サイバー攻撃によりベルギーの病院が重症患者の転院を余儀なくされる

ベルギーのAZモニカ病院でランサムウェア攻撃があったと報じられ、手術の中止に加え、赤十字が集中治療を必要とする患者7人を他の病院へ転院させる事態となった。

AZモニカは火曜日の声明で、ITシステムに「深刻な障害」が発生していることを確認した。攻撃を止めるため、デウルネおよびアントワープの両キャンパスの全サーバーを予防的に停止したとしており、医療提供に大きな混乱が生じた。

病院は、患者の状態が不安定で安全を保証できないとして、重症患者の他院への転送を支援した赤十字に謝意を示した。その他の患者は「病院内で安全に過ごしており、必要なケアを受けている」という。

病院は「この状況により、本日は予定されていた手術は実施できません。すべての患者に連絡しました。救急部門は縮小体制で稼働しています」と警告した。

ベルギーの港湾都市アントワープでは現在、救急車が市内に2つのキャンパスを持つAZモニカへ患者を搬送しておらず、近隣の救急部門への負担が増す可能性が高い。

緊急の治療が必要な患者には、可能な限り「かかりつけ医、時間外診療所、または別の救急サービス」に連絡するよう促している。

最高経営責任者(CEO)のヘールト・スミッツ氏は記者団に対し、検察当局が病院がサイバー攻撃を受けていることを確認したと述べた。新聞GVAは、医療機関のネットワークがランサムウェアに感染したと報じた

病院の主任医師ジャン=ポール・シオン氏は、この事案により放射線検査、医用画像検査、化学療法など、幅広い検査や治療が延期されたと述べた。
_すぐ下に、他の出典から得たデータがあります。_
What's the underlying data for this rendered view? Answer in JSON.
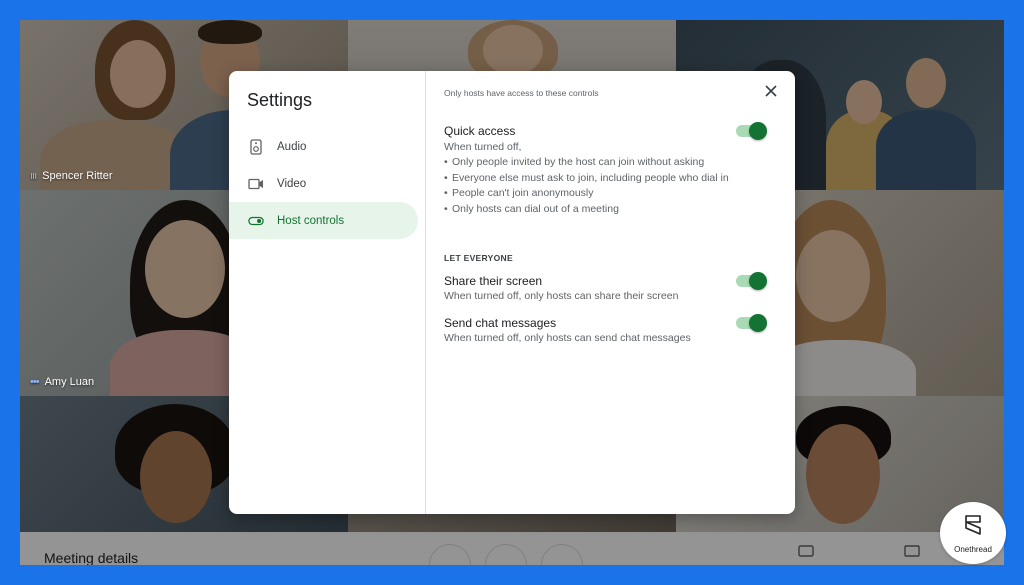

シオン氏は「本日、緊急の化学療法が予定されていた患者はアムステルダム大学病院が対応しています。近隣の病院から受けている協力と支援には胸が熱くなります」と語った。

移動型救急サービスおよび救急救命士による介入チームは稼働していない。診察は継続しているものの、医師が電子カルテにアクセスできないため混乱が生じている。

スミッツ氏はGVAに対し、病院は「(患者データが侵害されるのを避けるために)まさに予防的にサーバーを停止した」と語った。